Я вспомнил о букете, который все еще машинально сжимал в руке. Постояв у закрытой двери, положил цветы в оконный проем на лестничной площадке и пошел по каменным ступенькам вниз. Поникшие гвоздики остались в освещенной солнцем нише.

Кто-то наверху продолжал разучивать мелодию на трубе. Один и тот же мотив смолкал и возникал вновь. Тревожный и скорбный, как прощальный гудок парохода.

Память мечется как птица в клетке, и, подвластный ей, я стремлюсь поведать о возникающем передо мной прошлом. А может, наоборот — память подвластна мне, и я заставляю ее снова и снова высвечивать то, что хочу увидеть… Вспоминаю — и опять вижу, как, гадая мне, бабка Потешиха вытаскивает из колоды игральные карты: пиковая десятка, пиковый туз, трефовый король. Все было, прошло… Но где же в моей жизни главное? Самое-самое главное?

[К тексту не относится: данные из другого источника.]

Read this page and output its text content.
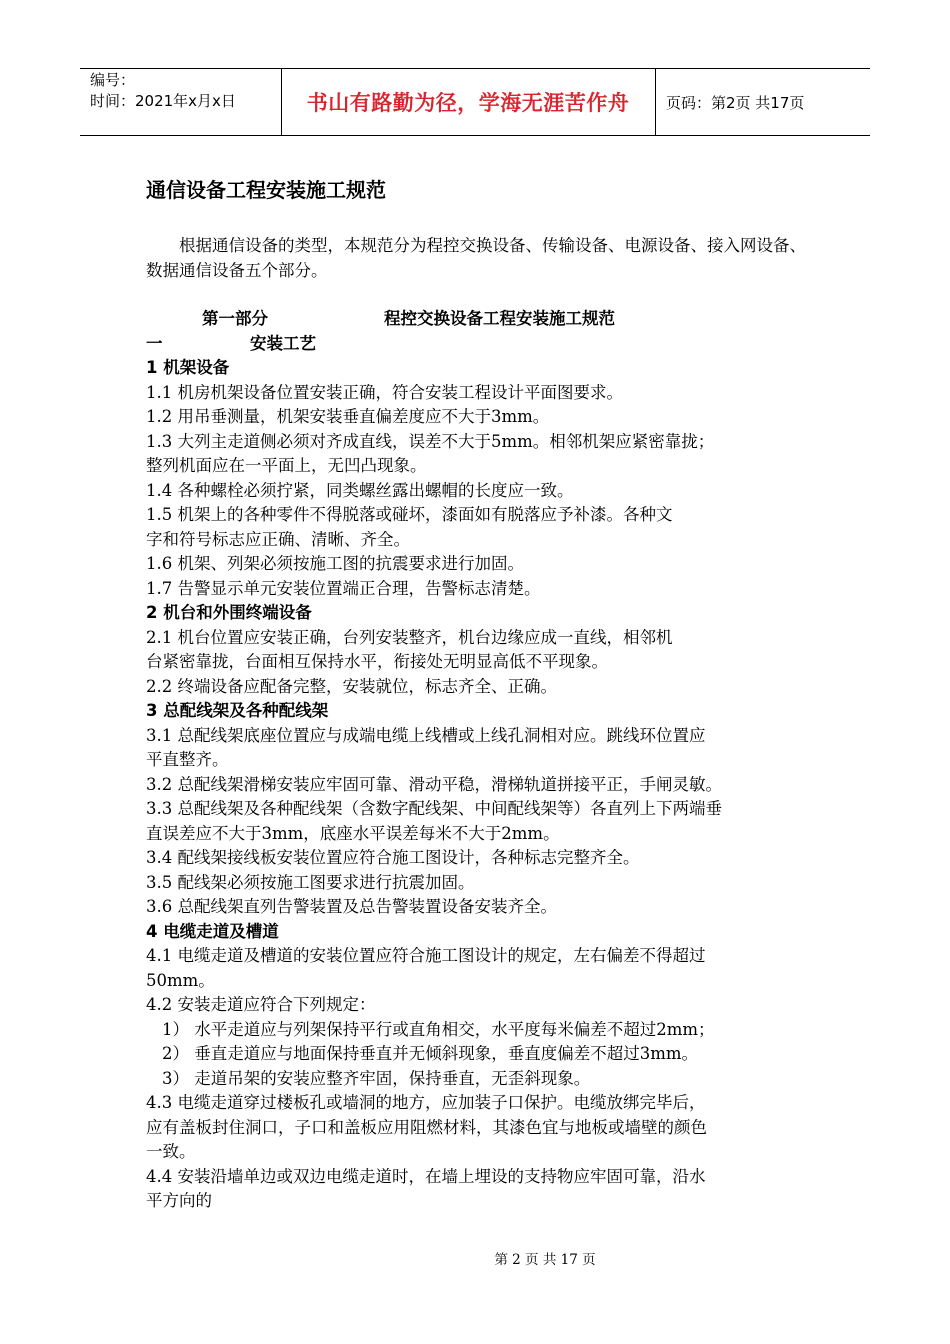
编号：
时间：2021年x月x日	书山有路勤为径，学海无涯苦作舟	页码：第2页 共17页
通信设备工程安装施工规范

根据通信设备的类型，本规范分为程控交换设备、传输设备、电源设备、接入网设备、数据通信设备五个部分。

第一部分	程控交换设备工程安装施工规范
一	安装工艺

1 机架设备

1.1 机房机架设备位置安装正确，符合安装工程设计平面图要求。

1.2 用吊垂测量，机架安装垂直偏差度应不大于3mm。

1.3 大列主走道侧必须对齐成直线，误差不大于5mm。相邻机架应紧密靠拢；

整列机面应在一平面上，无凹凸现象。

1.4 各种螺栓必须拧紧，同类螺丝露出螺帽的长度应一致。

1.5 机架上的各种零件不得脱落或碰坏，漆面如有脱落应予补漆。各种文

字和符号标志应正确、清晰、齐全。

1.6 机架、列架必须按施工图的抗震要求进行加固。

1.7 告警显示单元安装位置端正合理，告警标志清楚。

2 机台和外围终端设备

2.1 机台位置应安装正确，台列安装整齐，机台边缘应成一直线，相邻机

台紧密靠拢，台面相互保持水平，衔接处无明显高低不平现象。

2.2 终端设备应配备完整，安装就位，标志齐全、正确。

3 总配线架及各种配线架

3.1 总配线架底座位置应与成端电缆上线槽或上线孔洞相对应。跳线环位置应

平直整齐。

3.2 总配线架滑梯安装应牢固可靠、滑动平稳，滑梯轨道拼接平正，手闸灵敏。

3.3 总配线架及各种配线架（含数字配线架、中间配线架等）各直列上下两端垂

直误差应不大于3mm，底座水平误差每米不大于2mm。

3.4 配线架接线板安装位置应符合施工图设计，各种标志完整齐全。

3.5 配线架必须按施工图要求进行抗震加固。

3.6 总配线架直列告警装置及总告警装置设备安装齐全。

4 电缆走道及槽道

4.1 电缆走道及槽道的安装位置应符合施工图设计的规定，左右偏差不得超过

50mm。

4.2 安装走道应符合下列规定：

1） 水平走道应与列架保持平行或直角相交，水平度每米偏差不超过2mm；

2） 垂直走道应与地面保持垂直并无倾斜现象，垂直度偏差不超过3mm。

3） 走道吊架的安装应整齐牢固，保持垂直，无歪斜现象。

4.3 电缆走道穿过楼板孔或墙洞的地方，应加装子口保护。电缆放绑完毕后，

应有盖板封住洞口，子口和盖板应用阻燃材料，其漆色宜与地板或墙壁的颜色

一致。

4.4 安装沿墙单边或双边电缆走道时，在墙上埋设的支持物应牢固可靠，沿水

平方向的

第 2 页 共 17 页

Мне шел одиннадцатый год, когда я впервые увидел Россию. В то дождливое прибалтийское лето мы с мамой и сестренкой жили на побережье Финского залива в поселке близ Нарвы, где отец снял для нас комнату в запущенной и очень сырой даче. Он тогда работал на сланцеперегонном заводе в Кивиыли, здоровье его было подорвано, но ему хотелось, чтобы мы могли пожить месяц у моря. Сам он обещал приехать попозже, однако август был уже на исходе, срок, за который уплатили хозяйке дачи, подходил к концу, а мы все жили одни, и мама, близоруко щурясь, писала вечерами отцу при желтом свете керосиновой лампы длинные трогательные письма. Но однажды, когда до возвращения в прокопченный сланцевым дымом Кивиыли оставалось всего несколько дней, я пробудился утром от приглушенных голосов, открыл глаза и увидел склонившегося надо мной отца. Мама стояла рядом, и глаза ее, вчера еще печальные, были счастливыми. Накануне лил дождь, сегодня солнце золотило отставшие от стен обои, призывно шумело близкое море, и предстоящий день казался таким светлым.

После я узнал, что отец приехал перед утром, ему дали отпуск на неделю и он всю ночь ехал на велосипеде, чтобы побыть с нами эти последние дни у моря.